Six years earlier, two employees at the facility were convicted of accepting bribes from inmates so they could freely wander the city's streets at night.

The Evans trial comes as Volunteers of America's contract to operate the halfway house is expiring; federal officials are still undecided about whether to renew the contract.

Federal judges in Baltimore say that escapes from the facility in the 4600 block of E. Monument St. have troubled them. Several said the state needs a more reliably secure halfway house for inmates transitioning out of federal prison.

"The truth is we have no other options, really, than to send people there," Judge J. Frederick Motz, co-chairman of the federal court's probation committee, said of the Volunteers of America halfway house.

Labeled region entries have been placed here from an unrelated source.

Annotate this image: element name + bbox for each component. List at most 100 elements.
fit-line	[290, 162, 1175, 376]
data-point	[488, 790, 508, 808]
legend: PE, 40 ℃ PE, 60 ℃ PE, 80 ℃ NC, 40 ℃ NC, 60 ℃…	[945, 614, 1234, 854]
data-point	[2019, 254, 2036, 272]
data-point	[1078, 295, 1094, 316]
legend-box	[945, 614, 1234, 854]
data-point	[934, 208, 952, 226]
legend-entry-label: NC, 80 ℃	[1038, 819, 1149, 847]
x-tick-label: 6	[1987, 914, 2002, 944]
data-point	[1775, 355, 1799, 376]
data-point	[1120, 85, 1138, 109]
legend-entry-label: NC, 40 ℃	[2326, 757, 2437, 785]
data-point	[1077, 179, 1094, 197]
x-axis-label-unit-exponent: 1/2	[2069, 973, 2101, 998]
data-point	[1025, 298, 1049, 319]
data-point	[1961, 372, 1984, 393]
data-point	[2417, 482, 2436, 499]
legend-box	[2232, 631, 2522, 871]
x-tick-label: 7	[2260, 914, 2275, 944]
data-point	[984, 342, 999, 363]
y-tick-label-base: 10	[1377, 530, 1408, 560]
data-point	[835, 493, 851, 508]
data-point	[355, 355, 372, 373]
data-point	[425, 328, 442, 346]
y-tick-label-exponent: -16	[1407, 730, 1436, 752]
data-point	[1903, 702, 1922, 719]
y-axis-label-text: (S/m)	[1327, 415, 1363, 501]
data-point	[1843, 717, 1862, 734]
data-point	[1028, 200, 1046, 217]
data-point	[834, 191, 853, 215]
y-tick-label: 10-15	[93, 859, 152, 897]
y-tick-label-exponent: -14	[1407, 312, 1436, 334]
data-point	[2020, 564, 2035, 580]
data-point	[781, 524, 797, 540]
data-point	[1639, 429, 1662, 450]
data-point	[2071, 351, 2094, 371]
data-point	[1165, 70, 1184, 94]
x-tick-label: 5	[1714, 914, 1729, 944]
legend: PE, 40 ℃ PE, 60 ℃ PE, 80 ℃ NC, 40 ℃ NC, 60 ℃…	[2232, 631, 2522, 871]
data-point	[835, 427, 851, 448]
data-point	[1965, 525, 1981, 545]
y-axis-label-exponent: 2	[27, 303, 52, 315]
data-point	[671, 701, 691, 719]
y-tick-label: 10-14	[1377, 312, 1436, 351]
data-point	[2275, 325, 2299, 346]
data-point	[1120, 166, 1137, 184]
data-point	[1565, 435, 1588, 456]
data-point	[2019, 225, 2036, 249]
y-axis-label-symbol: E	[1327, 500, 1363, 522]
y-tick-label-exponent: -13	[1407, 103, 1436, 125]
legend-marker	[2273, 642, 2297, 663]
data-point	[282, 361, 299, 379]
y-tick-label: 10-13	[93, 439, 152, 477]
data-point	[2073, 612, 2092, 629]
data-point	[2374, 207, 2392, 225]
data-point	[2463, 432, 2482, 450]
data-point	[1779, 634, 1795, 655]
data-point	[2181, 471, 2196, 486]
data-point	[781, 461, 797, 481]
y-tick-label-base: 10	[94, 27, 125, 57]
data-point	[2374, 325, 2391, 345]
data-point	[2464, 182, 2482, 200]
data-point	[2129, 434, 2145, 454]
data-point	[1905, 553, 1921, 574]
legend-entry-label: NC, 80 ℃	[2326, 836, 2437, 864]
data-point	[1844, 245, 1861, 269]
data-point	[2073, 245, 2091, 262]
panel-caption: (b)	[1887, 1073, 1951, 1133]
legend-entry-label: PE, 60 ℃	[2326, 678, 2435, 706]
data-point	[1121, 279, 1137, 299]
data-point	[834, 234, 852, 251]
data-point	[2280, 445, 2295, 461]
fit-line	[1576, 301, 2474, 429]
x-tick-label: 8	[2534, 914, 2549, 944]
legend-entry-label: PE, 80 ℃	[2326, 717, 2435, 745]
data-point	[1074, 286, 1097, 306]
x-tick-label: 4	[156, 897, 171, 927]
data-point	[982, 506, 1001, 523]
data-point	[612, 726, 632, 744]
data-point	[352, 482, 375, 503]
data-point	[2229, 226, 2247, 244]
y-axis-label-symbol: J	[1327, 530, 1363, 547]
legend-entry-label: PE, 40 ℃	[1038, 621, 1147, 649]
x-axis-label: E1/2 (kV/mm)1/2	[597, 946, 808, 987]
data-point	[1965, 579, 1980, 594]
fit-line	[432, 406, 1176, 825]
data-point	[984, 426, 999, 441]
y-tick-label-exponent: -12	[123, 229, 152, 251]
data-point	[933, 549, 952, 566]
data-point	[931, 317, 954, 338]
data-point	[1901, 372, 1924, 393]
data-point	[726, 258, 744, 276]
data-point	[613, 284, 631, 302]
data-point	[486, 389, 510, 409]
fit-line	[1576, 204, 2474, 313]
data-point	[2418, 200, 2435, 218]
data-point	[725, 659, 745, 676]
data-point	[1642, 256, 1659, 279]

The federal Bureau of Prisons pays Volunteers of America's Comprehensive Sanction Center to house up to 90 inmates a day. A $3.6 million, five-year agreement will expire at the end of next month, but federal officials declined to say whether they plan to renew it with a 10-year contract as the nonprofit has requested. They also declined to comment on the Evans case.

After prison

Evans - son of death row inmate Vernon Lee Evans Jr. - arrived at the halfway house on March 28, 2006, after serving an 86-month prison sentence for being a felon in possession of a handgun.

Selected log records from Volunteers of America show that Evans was at the facility at least part of the time on April 25 and 26, 2006. But it was unclear from those records entered into the court file whether Evans was inside the halfway house at the time of shooting.